Im Bericht betont Iron Mountain die Dynamik in den Wachstumsbereichen. Besonders hervorgehoben wird die Data-Center-Leasing-Entwicklung: Bis April wurden bereits 32 MW umgesetzt. Zudem wächst die Planbarkeit über die nächsten 24 Monate hinweg durch einen Build-out von 400 MW Kapazität, die energisierend und verfügbar sein soll.

Ergänzend hebt das Unternehmen die zunehmende Cross-Selling-Aktivität in ALM und Digital hervor. In der Praxis kann das dafür sorgen, dass Bestandskunden stärker in zusätzliche Leistungsbausteine eingebunden werden und damit die Umsatzqualität steigt.

Analysten-Einordnung: Die nach oben angehobene Guidance wirkt wie ein „Bestätigungssignal“ für die Marktannahmen der Analysten, weil sowohl AFFO als auch Umsatz gleichzeitig steigen. Für Anleger deutet das darauf hin, dass Iron Mountain seine Wachstumsinvestitionen in Data Center und digitale Angebote bislang mit messbarer Nachfrage unterlegt. Gleichzeitig bleibt zu beobachten, ob die erhöhte Planung in den kommenden Quartalen dauerhaft bestätigt wird und wie schnell aus der Pipeline tatsächlich nachhaltige Auslastung und Marge werden.

Fazit & Ausblick

Mit einem soliden Q1-Start, einer deutlichen Q2-Aussicht und einer angehobenen 2026er Guidance positioniert sich Iron Mountain kurzfristig besser als viele Erwartungen.

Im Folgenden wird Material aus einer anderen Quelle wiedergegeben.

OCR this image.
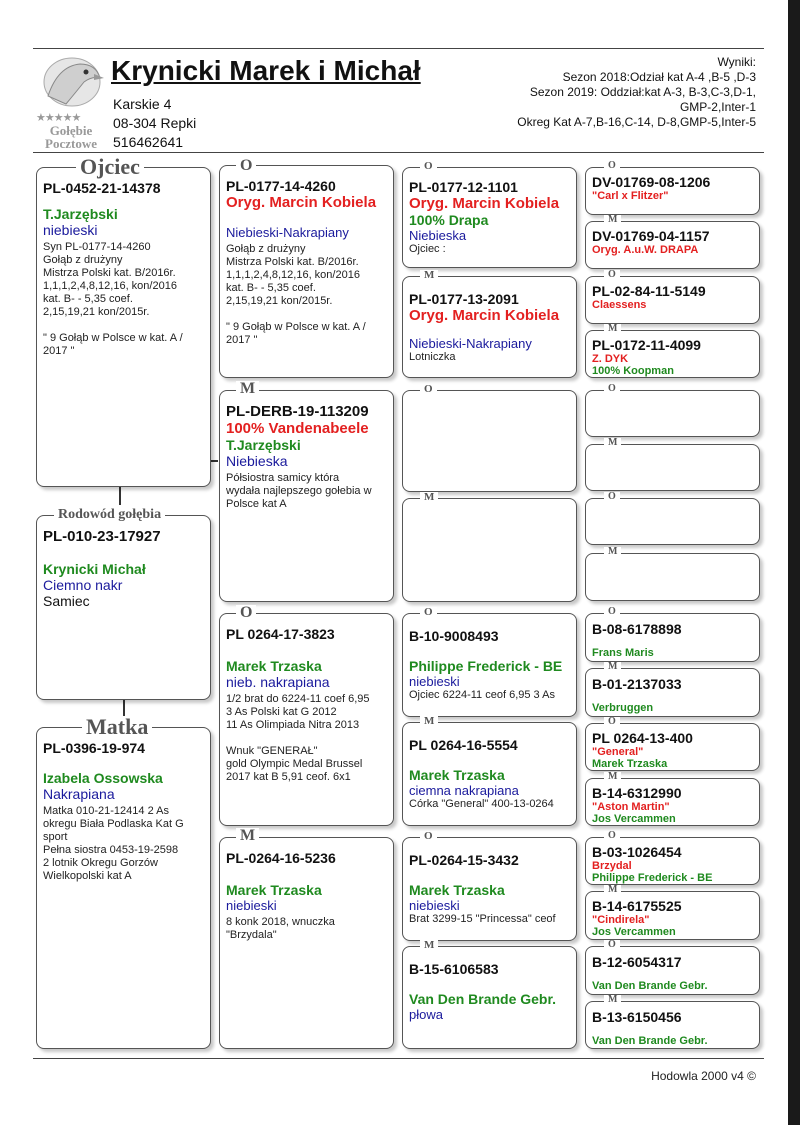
★★★★★
Gołębie
Pocztowe
Krynicki Marek i Michał
Karskie 4
08-304 Repki
516462641
Wyniki:
Sezon 2018:Odział kat A-4 ,B-5 ,D-3
Sezon 2019: Oddział:kat A-3, B-3,C-3,D-1,
GMP-2,Inter-1
Okreg Kat A-7,B-16,C-14, D-8,GMP-5,Inter-5
PL-0452-21-14378
T.Jarzębski
niebieski
Syn PL-0177-14-4260
Gołąb z drużyny
Mistrza Polski kat. B/2016r.
1,1,1,2,4,8,12,16, kon/2016
kat. B- - 5,35 coef.
2,15,19,21 kon/2015r.
" 9 Gołąb w Polsce w kat. A /
2017 "
Ojciec
PL-010-23-17927
Krynicki Michał
Ciemno nakr
Samiec
Rodowód gołębia
PL-0396-19-974
Izabela Ossowska
Nakrapiana
Matka 010-21-12414 2 As
okregu Biała Podlaska Kat G
sport
Pełna siostra 0453-19-2598
2 lotnik Okregu Gorzów
Wielkopolski kat A
Matka
PL-0177-14-4260
Oryg. Marcin Kobiela
Niebieski-Nakrapiany
Gołąb z drużyny
Mistrza Polski kat. B/2016r.
1,1,1,2,4,8,12,16, kon/2016
kat. B- - 5,35 coef.
2,15,19,21 kon/2015r.
" 9 Gołąb w Polsce w kat. A /
2017 "
O
PL-DERB-19-113209
100% Vandenabeele
T.Jarzębski
Niebieska
Półsiostra samicy która
wydała najlepszego gołebia w
Polsce kat A
M
PL 0264-17-3823
Marek Trzaska
nieb. nakrapiana
1/2 brat do 6224-11 coef 6,95
3 As Polski kat G 2012
11 As Olimpiada Nitra 2013
Wnuk "GENERAŁ"
gold Olympic Medal Brussel
2017 kat B 5,91 ceof. 6x1
O
PL-0264-16-5236
Marek Trzaska
niebieski
8 konk 2018, wnuczka
"Brzydala"
M
PL-0177-12-1101
Oryg. Marcin Kobiela
100% Drapa
Niebieska
Ojciec :
O
PL-0177-13-2091
Oryg. Marcin Kobiela
Niebieski-Nakrapiany
Lotniczka
M
O
M
B-10-9008493
Philippe Frederick - BE
niebieski
Ojciec 6224-11 ceof 6,95 3 As
O
PL 0264-16-5554
Marek Trzaska
ciemna nakrapiana
Córka "General" 400-13-0264
M
PL-0264-15-3432
Marek Trzaska
niebieski
Brat 3299-15 "Princessa" ceof
O
B-15-6106583
Van Den Brande Gebr.
płowa
M
DV-01769-08-1206
"Carl x Flitzer"
O
DV-01769-04-1157
Oryg. A.u.W. DRAPA
M
PL-02-84-11-5149
Claessens
O
PL-0172-11-4099
Z. DYK
100% Koopman
M
O
M
O
M
B-08-6178898
Frans Maris
O
B-01-2137033
Verbruggen
M
PL 0264-13-400
"General"
Marek Trzaska
O
B-14-6312990
"Aston Martin"
Jos Vercammen
M
B-03-1026454
Brzydal
Philippe Frederick - BE
O
B-14-6175525
"Cindirela"
Jos Vercammen
M
B-12-6054317
Van Den Brande Gebr.
O
B-13-6150456
Van Den Brande Gebr.
M
Hodowla 2000 v4 ©
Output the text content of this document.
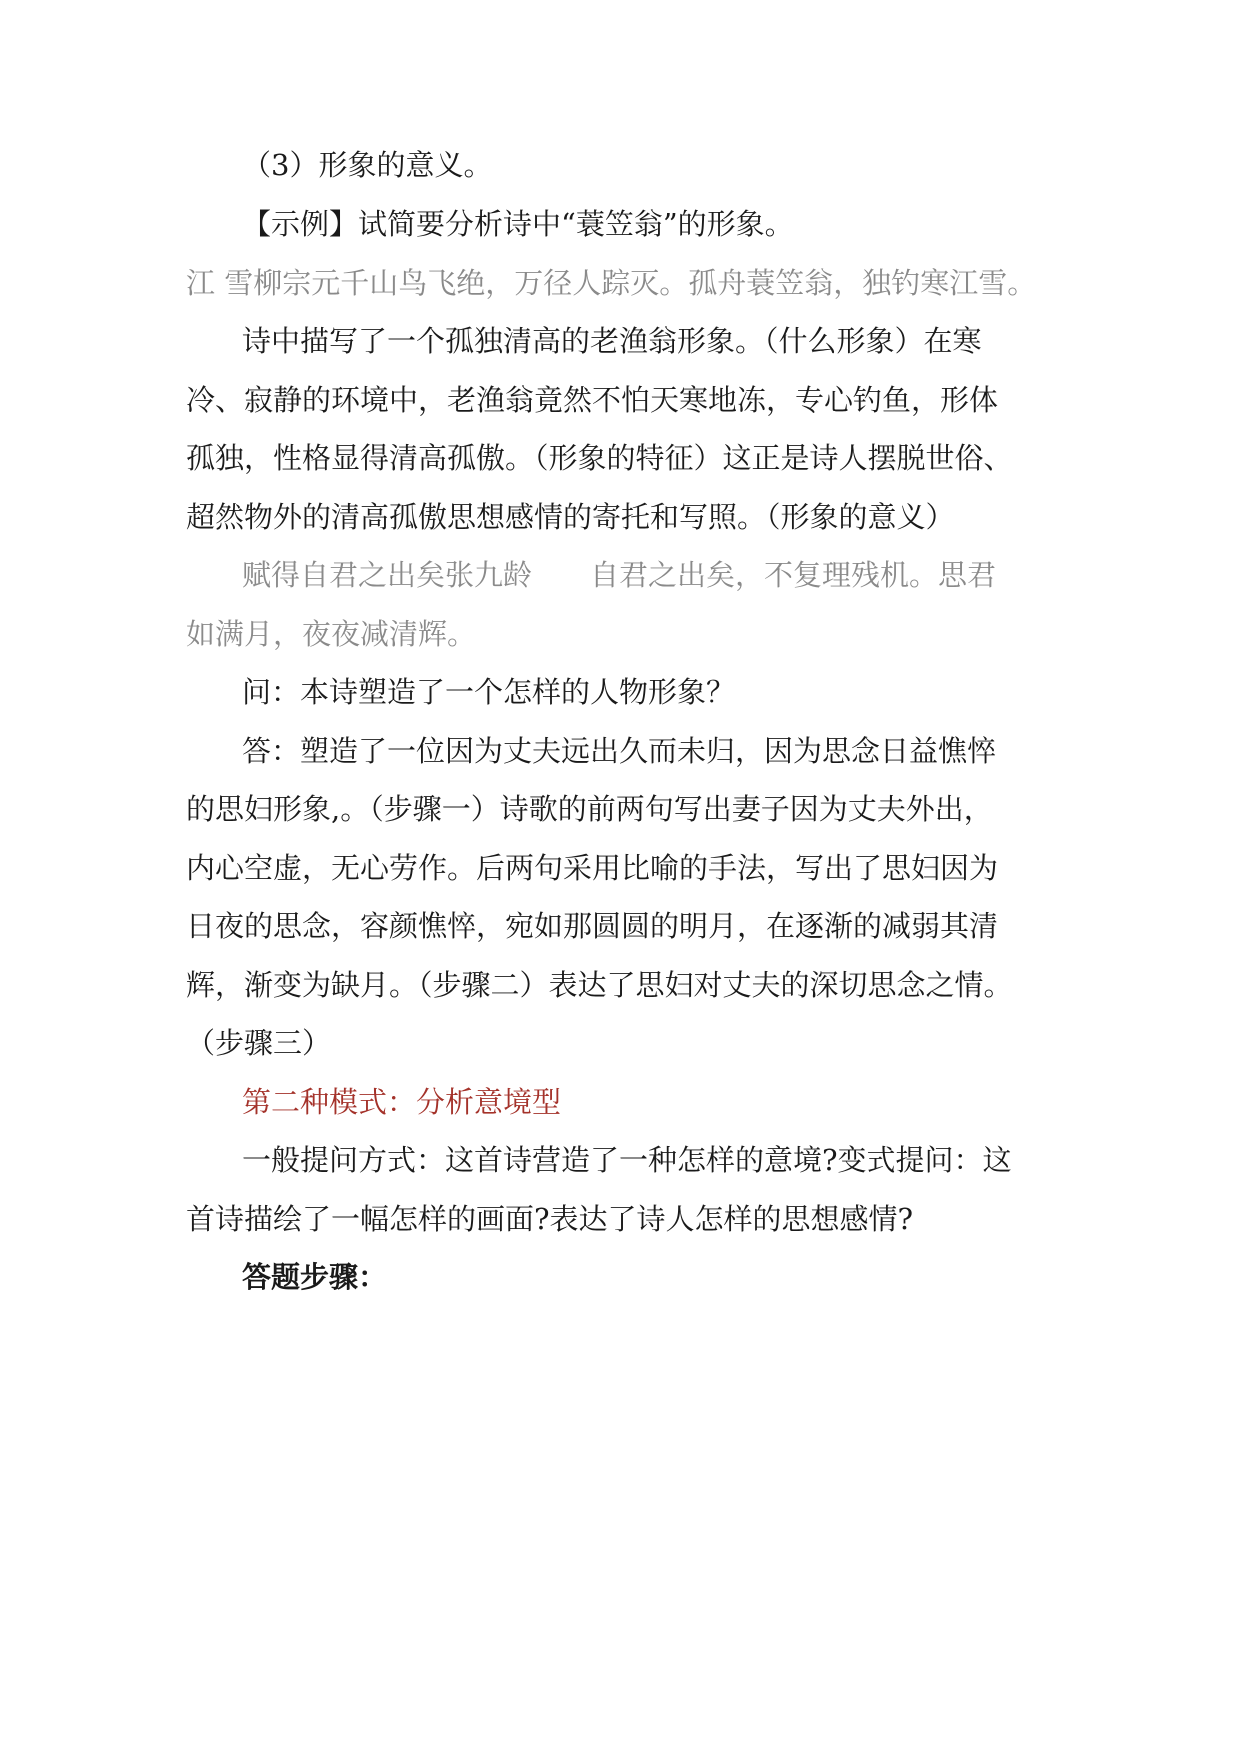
（3）形象的意义。
【示例】试简要分析诗中“蓑笠翁”的形象。
江 雪柳宗元千山鸟飞绝，万径人踪灭。孤舟蓑笠翁，独钓寒江雪。
诗中描写了一个孤独清高的老渔翁形象。（什么形象）在寒
冷、寂静的环境中，老渔翁竟然不怕天寒地冻，专心钓鱼，形体
孤独，性格显得清高孤傲。（形象的特征）这正是诗人摆脱世俗、
超然物外的清高孤傲思想感情的寄托和写照。（形象的意义）
赋得自君之出矣张九龄　　自君之出矣，不复理残机。思君
如满月，夜夜减清辉。
问：本诗塑造了一个怎样的人物形象？
答：塑造了一位因为丈夫远出久而未归，因为思念日益憔悴
的思妇形象,。（步骤一）诗歌的前两句写出妻子因为丈夫外出，
内心空虚，无心劳作。后两句采用比喻的手法，写出了思妇因为
日夜的思念，容颜憔悴，宛如那圆圆的明月，在逐渐的减弱其清
辉，渐变为缺月。（步骤二）表达了思妇对丈夫的深切思念之情。
（步骤三）
第二种模式：分析意境型
一般提问方式：这首诗营造了一种怎样的意境?变式提问：这
首诗描绘了一幅怎样的画面?表达了诗人怎样的思想感情?
答题步骤：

Entscheidend wird nun der weitere Nachweis, dass der Leasing-Fortschritt im Data-Center-Portfolio in stabile Ergebnisbeiträge übergeht und die Cross-Selling-Impulse in ALM und Digital skalieren.

Der nächste wichtige Katalysator ist der weitere Quartalsverlauf im zweiten Halbjahr, insbesondere die turnusmäßige Berichterstattung nach Q2, in der sich zeigen muss, ob die höhere Spanne bei Umsatz und AFFO bestätigt oder weiter ausgebaut wird.